ChildVox-Balanced. For fine-tuning of LALMs, we curate a label-balanced subset drawn only from publicly accessible resources, which include at most 2,000 / 50 train/test samples per label and 10,000 / 500 for ASR. This yields 64,641 audio recordings across 14 subtasks.

Foundation Models Evaluated

ChildVox evaluates three families of audio and speech foundation models, with size across ~20M to ~8B parameters. Encoder-based models are adapted via a learnable weighted average over hidden layers, a point-wise 1D convolution, and LoRA fine-tuning (rank 64). LALMs are fine-tuned with LoRA on query, key, value, and feed-forward projections.
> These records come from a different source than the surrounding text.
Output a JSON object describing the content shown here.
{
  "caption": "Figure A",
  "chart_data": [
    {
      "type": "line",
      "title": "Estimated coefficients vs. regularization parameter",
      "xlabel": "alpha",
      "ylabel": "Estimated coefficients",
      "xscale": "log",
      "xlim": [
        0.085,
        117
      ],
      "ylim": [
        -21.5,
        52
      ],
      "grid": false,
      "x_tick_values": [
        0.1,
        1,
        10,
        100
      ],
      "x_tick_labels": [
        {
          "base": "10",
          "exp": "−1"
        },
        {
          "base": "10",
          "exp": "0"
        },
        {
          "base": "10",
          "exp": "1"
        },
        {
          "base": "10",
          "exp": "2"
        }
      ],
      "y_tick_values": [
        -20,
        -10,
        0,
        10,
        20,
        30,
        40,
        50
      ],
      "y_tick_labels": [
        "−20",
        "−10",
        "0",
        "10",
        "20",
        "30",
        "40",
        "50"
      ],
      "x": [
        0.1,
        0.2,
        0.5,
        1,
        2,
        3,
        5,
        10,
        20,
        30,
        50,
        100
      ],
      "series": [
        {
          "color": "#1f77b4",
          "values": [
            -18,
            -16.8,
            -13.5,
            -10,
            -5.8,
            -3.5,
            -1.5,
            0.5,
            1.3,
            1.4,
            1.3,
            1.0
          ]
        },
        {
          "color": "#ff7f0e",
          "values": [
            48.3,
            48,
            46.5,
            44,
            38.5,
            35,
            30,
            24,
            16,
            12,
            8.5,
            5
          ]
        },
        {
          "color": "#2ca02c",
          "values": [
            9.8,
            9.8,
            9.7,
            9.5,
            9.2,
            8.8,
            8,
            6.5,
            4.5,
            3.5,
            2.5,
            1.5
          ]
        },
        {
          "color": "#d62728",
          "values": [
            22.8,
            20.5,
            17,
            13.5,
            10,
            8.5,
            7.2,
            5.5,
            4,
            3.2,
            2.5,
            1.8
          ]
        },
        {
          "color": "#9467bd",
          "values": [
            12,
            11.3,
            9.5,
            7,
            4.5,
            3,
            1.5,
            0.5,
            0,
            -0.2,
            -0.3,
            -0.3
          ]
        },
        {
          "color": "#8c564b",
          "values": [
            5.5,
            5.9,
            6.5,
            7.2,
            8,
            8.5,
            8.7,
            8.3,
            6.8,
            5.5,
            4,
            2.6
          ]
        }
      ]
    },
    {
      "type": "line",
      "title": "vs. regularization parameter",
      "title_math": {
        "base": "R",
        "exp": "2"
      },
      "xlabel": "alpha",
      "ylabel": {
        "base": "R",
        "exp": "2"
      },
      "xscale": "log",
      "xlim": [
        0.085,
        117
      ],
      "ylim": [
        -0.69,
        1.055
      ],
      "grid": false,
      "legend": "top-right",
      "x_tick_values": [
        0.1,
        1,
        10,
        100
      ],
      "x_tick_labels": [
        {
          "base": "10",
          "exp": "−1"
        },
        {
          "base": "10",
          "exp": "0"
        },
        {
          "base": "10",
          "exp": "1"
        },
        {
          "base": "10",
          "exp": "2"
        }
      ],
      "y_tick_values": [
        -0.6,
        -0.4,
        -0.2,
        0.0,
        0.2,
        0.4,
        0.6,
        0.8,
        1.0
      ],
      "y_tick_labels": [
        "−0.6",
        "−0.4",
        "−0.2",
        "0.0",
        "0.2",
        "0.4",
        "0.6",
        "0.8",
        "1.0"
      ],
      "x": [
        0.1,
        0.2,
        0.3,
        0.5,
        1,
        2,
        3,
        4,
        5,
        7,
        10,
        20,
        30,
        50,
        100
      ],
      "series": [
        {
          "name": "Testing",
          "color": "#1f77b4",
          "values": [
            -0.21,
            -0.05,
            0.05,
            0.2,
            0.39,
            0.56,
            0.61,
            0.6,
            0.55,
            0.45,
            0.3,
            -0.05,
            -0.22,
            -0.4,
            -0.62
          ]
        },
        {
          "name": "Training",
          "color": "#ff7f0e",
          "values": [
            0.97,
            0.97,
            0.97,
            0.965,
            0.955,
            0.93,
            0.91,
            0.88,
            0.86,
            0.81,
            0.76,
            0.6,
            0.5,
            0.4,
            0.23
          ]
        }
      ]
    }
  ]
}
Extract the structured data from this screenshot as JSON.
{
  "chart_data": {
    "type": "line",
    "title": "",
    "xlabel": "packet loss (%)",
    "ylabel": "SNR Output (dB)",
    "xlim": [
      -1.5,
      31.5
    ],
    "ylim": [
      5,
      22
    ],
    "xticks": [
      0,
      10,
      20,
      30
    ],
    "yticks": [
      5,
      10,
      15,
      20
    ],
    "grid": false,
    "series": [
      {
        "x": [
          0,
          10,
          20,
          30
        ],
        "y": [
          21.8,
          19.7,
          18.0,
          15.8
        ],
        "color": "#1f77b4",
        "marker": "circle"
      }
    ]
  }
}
Model	Family	Pre-training Objective	Params (used)
SSAST-Base	SSL	Self-supervised audio	~89M
voc2vec-HuBERT	SSL	Non-verbal vocalization SSL	~89M
WavLM-Large	SSL	Speech SSL	~316M
Whisper-Base	ASR	VAD · ASR · LID	~20M (Encoder)
Whisper-Small	ASR	VAD · ASR · LID	~88M (Encoder)
Whisper-Large v3	ASR	VAD · ASR · LID	~635M (Encoder)
Qwen2-Audio-Instruct	LALM	Multi-stage uni- + multi-modal	~7B
AudioFlamingo 3	LALM	Multi-stage uni- + multi-modal	~8B

Results

Performance varies largely across the four sound categories from children. Audio-SSL models lead on physiological sounds and non-linguistic vocalizations; Whisper models performs the best in pronunciation, fluency, and ASR. Different pre-trained encoders capture different aspects of child-centered acoustic signals.
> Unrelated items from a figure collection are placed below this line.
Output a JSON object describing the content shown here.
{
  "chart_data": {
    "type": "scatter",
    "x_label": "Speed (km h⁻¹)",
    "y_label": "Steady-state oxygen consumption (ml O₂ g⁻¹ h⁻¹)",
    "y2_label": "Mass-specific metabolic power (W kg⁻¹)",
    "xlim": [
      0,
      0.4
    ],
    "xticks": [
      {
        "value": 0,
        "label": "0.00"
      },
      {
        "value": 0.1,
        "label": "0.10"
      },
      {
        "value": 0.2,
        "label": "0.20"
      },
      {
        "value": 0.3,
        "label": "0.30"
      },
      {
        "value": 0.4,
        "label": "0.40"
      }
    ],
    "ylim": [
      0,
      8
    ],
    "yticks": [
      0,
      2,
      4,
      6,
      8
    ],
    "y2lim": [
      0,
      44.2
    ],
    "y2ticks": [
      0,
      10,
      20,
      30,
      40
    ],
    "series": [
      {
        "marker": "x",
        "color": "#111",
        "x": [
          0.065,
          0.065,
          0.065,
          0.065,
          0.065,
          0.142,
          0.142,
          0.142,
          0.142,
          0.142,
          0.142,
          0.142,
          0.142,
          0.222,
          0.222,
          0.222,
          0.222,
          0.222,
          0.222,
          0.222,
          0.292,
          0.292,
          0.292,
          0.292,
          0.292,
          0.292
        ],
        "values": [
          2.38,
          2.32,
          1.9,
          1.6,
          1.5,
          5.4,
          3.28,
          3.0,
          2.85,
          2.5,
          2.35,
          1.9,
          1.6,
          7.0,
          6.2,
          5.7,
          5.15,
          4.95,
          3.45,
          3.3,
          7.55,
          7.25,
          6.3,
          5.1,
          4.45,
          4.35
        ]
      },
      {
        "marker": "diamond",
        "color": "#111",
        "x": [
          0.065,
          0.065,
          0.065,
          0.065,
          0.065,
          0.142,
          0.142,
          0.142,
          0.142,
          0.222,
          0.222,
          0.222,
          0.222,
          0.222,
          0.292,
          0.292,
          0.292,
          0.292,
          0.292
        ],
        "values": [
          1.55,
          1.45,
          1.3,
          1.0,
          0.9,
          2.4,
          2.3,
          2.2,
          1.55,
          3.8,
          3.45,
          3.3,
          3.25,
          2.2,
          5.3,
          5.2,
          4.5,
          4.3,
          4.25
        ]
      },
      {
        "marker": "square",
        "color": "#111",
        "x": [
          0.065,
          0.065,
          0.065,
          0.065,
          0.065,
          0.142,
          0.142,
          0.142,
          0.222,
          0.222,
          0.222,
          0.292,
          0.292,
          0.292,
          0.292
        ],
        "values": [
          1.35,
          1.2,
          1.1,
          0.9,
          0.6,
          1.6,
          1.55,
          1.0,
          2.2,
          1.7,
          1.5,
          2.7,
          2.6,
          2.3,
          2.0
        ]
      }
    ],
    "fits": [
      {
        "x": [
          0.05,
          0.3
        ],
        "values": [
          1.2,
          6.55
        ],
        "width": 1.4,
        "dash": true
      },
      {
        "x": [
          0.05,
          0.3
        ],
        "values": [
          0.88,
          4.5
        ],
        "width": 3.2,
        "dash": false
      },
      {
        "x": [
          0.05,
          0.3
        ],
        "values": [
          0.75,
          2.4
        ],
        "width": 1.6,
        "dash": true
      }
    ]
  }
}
Macro-F1 across categories (encoder-based models)

Task	Dataset	SSAST	voc2vec-HuBERT	WavLM-Large	Whisper-Base	Whisper-Small	Whisper-Large

Diarization & ASR (lower is better)

Model	DER ↓ NLS	DER ↓ ADOS	WER ↓ MyST	WER ↓ ADOS
WavLM-Large	22.10	45.60	16.56	59.34
Whisper-Base	24.20	48.20	16.99	55.85
Whisper-Small	18.70	44.00	15.93	59.91
Whisper-Large	17.70	42.50	14.80	40.20
Parakeet-TDT	-	-	15.82	45.60

ChildVox vs. Proprietary Zero-Shot Baselines

Macro-F1 on the ChildVox-Balanced test set. General-purpose LALMs struggle with fine-grained pediatric vocal and physiological audio, ChildVox-trained models lead on every task tested.

Downstream Applications

ChildVox models produce measurements that align with expert developmental judgments, not just leaderboard numbers. We highlight two exemplar applications.

Application I · NLS

Characterizing Language Level

Utterance rate from the ChildVox diarization model rises monotonically across expert-assigned spoken-language levels, pre-verbal (LL-1), first words (LL-2), word combinations (LL-3). This indicates a language level signal with diarization features.
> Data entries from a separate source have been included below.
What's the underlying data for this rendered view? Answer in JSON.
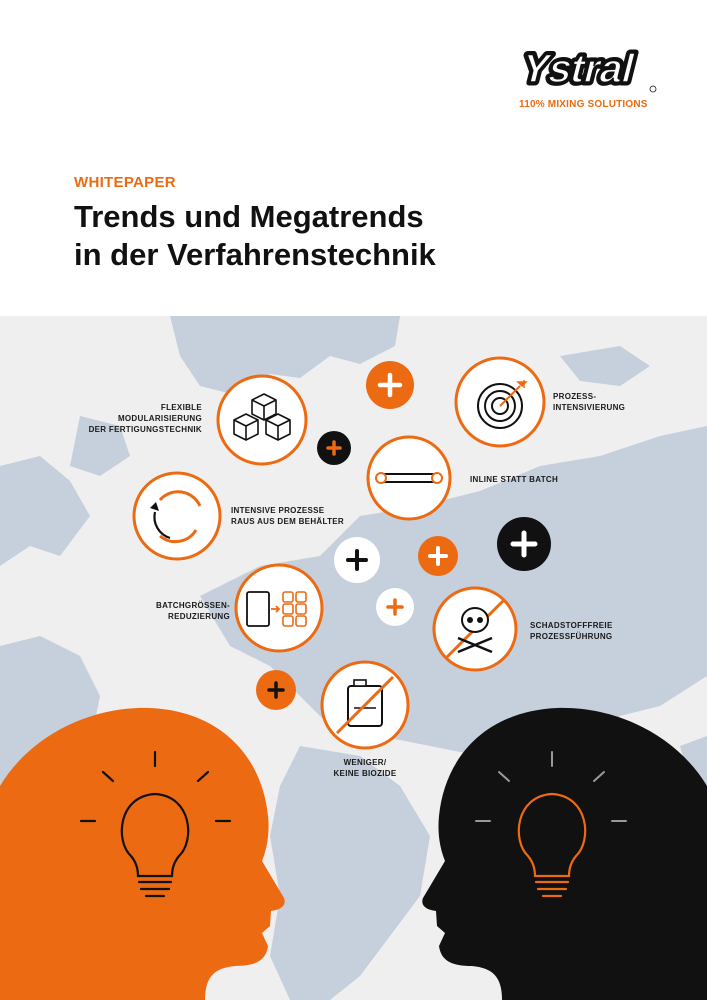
{
  "brand": {
    "logo_name": "Ystral",
    "tagline": "110% MIXING SOLUTIONS",
    "accent_color": "#ec6a12"
  },
  "header": {
    "kicker": "WHITEPAPER",
    "title_line1": "Trends und Megatrends",
    "title_line2": "in der Verfahrenstechnik"
  },
  "trends": [
    {
      "icon": "cubes-icon",
      "lines": [
        "FLEXIBLE",
        "MODULARISIERUNG",
        "DER FERTIGUNGSTECHNIK"
      ]
    },
    {
      "icon": "target-icon",
      "lines": [
        "PROZESS-",
        "INTENSIVIERUNG"
      ]
    },
    {
      "icon": "inline-pipe-icon",
      "lines": [
        "INLINE STATT BATCH"
      ]
    },
    {
      "icon": "cycle-arrows-icon",
      "lines": [
        "INTENSIVE PROZESSE",
        "RAUS AUS DEM BEHÄLTER"
      ]
    },
    {
      "icon": "batch-split-icon",
      "lines": [
        "BATCHGRÖSSEN-",
        "REDUZIERUNG"
      ]
    },
    {
      "icon": "skull-crossed-icon",
      "lines": [
        "SCHADSTOFFFREIE",
        "PROZESSFÜHRUNG"
      ]
    },
    {
      "icon": "canister-crossed-icon",
      "lines": [
        "WENIGER/",
        "KEINE BIOZIDE"
      ]
    }
  ],
  "colors": {
    "orange": "#ec6a12",
    "black": "#111111",
    "map": "#c6cfdc",
    "background": "#efefef"
  }
}
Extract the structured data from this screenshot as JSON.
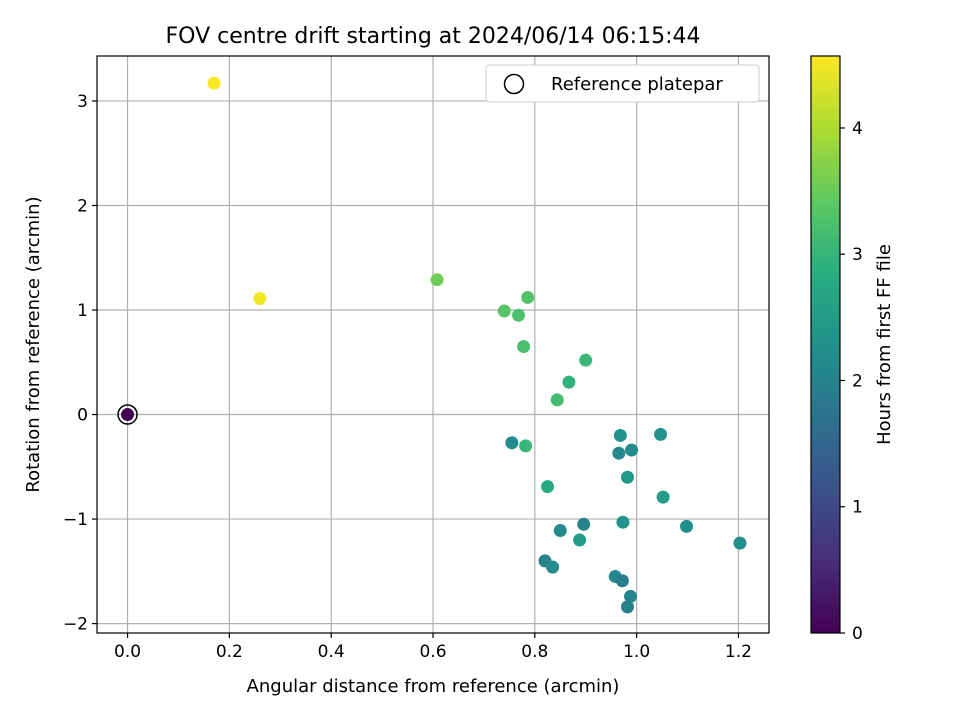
{
  "chart_data": {
    "type": "scatter",
    "title": "FOV centre drift starting at 2024/06/14 06:15:44",
    "xlabel": "Angular distance from reference (arcmin)",
    "ylabel": "Rotation from reference (arcmin)",
    "xlim": [
      -0.06,
      1.26
    ],
    "ylim": [
      -2.09,
      3.43
    ],
    "xticks": [
      0.0,
      0.2,
      0.4,
      0.6,
      0.8,
      1.0,
      1.2
    ],
    "xtick_labels": [
      "0.0",
      "0.2",
      "0.4",
      "0.6",
      "0.8",
      "1.0",
      "1.2"
    ],
    "yticks": [
      -2,
      -1,
      0,
      1,
      2,
      3
    ],
    "ytick_labels": [
      "−2",
      "−1",
      "0",
      "1",
      "2",
      "3"
    ],
    "grid": true,
    "legend": {
      "placement": "top-right",
      "entries": [
        "Reference platepar"
      ]
    },
    "colorbar": {
      "label": "Hours from first FF file",
      "colormap": "viridis",
      "range": [
        0,
        4.57
      ],
      "ticks": [
        0,
        1,
        2,
        3,
        4
      ],
      "tick_labels": [
        "0",
        "1",
        "2",
        "3",
        "4"
      ]
    },
    "reference_point": {
      "x": 0.0,
      "y": 0.0
    },
    "points": [
      {
        "x": 0.0,
        "y": 0.0,
        "c": 0.0
      },
      {
        "x": 0.17,
        "y": 3.17,
        "c": 4.55
      },
      {
        "x": 0.26,
        "y": 1.11,
        "c": 4.5
      },
      {
        "x": 0.608,
        "y": 1.29,
        "c": 3.55
      },
      {
        "x": 0.74,
        "y": 0.99,
        "c": 3.35
      },
      {
        "x": 0.768,
        "y": 0.95,
        "c": 3.25
      },
      {
        "x": 0.786,
        "y": 1.12,
        "c": 3.3
      },
      {
        "x": 0.778,
        "y": 0.65,
        "c": 3.2
      },
      {
        "x": 0.9,
        "y": 0.52,
        "c": 3.05
      },
      {
        "x": 0.867,
        "y": 0.31,
        "c": 2.95
      },
      {
        "x": 0.844,
        "y": 0.14,
        "c": 3.15
      },
      {
        "x": 0.755,
        "y": -0.27,
        "c": 2.2
      },
      {
        "x": 0.782,
        "y": -0.3,
        "c": 3.0
      },
      {
        "x": 0.825,
        "y": -0.69,
        "c": 2.75
      },
      {
        "x": 0.968,
        "y": -0.2,
        "c": 2.3
      },
      {
        "x": 0.965,
        "y": -0.37,
        "c": 2.15
      },
      {
        "x": 0.99,
        "y": -0.34,
        "c": 2.2
      },
      {
        "x": 1.047,
        "y": -0.19,
        "c": 2.3
      },
      {
        "x": 0.982,
        "y": -0.6,
        "c": 2.4
      },
      {
        "x": 1.052,
        "y": -0.79,
        "c": 2.5
      },
      {
        "x": 0.973,
        "y": -1.03,
        "c": 2.35
      },
      {
        "x": 0.896,
        "y": -1.05,
        "c": 2.05
      },
      {
        "x": 0.85,
        "y": -1.11,
        "c": 2.15
      },
      {
        "x": 0.888,
        "y": -1.2,
        "c": 2.5
      },
      {
        "x": 1.098,
        "y": -1.07,
        "c": 2.25
      },
      {
        "x": 1.203,
        "y": -1.23,
        "c": 2.2
      },
      {
        "x": 0.82,
        "y": -1.4,
        "c": 2.05
      },
      {
        "x": 0.835,
        "y": -1.46,
        "c": 2.15
      },
      {
        "x": 0.958,
        "y": -1.55,
        "c": 2.1
      },
      {
        "x": 0.972,
        "y": -1.59,
        "c": 1.95
      },
      {
        "x": 0.988,
        "y": -1.74,
        "c": 2.05
      },
      {
        "x": 0.982,
        "y": -1.84,
        "c": 2.0
      }
    ]
  }
}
Application II · PERCEPT-R

Tracking Rhotic Production with Age

The Whisper-Large rhotic / derhotic classifier shows a positive correlation (r = 0.576, p < 0.01) between predicted probability of correct /r/ and chronological age in typically developing children, where late-childhood articulation development captured automatically.

Ethics & License

All models released in this work are derived from publicly available sources, and ChildVox adheres to the scope of each dataset's license. Models will be released under the Responsible AI License (RAIL). Users are expected to respect the privacy of data subjects and comply with applicable laws in their jurisdictions.

Use of the models for clinical or diagnostic applications, surveillance, privacy-invasive applications, or commercial purposes is strictly prohibited. We encourage use of these models for research aimed at developing robust speech processing technology for and about children.

Citation

@inproceedings{feng_childvox2026,
  title     = {ChildVox: A Speech, Audio, and Large Audio-Language Model Benchmark in Understanding and Characterizing Sound across Childhood},
  author    = {Tiantian Feng, Anfeng Xu, Xuan Shi, Aditya Kommineni, Shakhrul Iman Siam, Megan Micheletti, Zhonghao Shi, Helen Tager-Flusberg, Mi Zhang, Lynn K. Perry, Catherine Lord, Daniel Messinger, Shrikanth Narayanan},
  eprint={2605.29257},
  archivePrefix={arXiv},
  primaryClass={cs.SD},
  year      = {2026},
  note      = {Under review}
}

Model Release

The models trained with the public data will be released soon.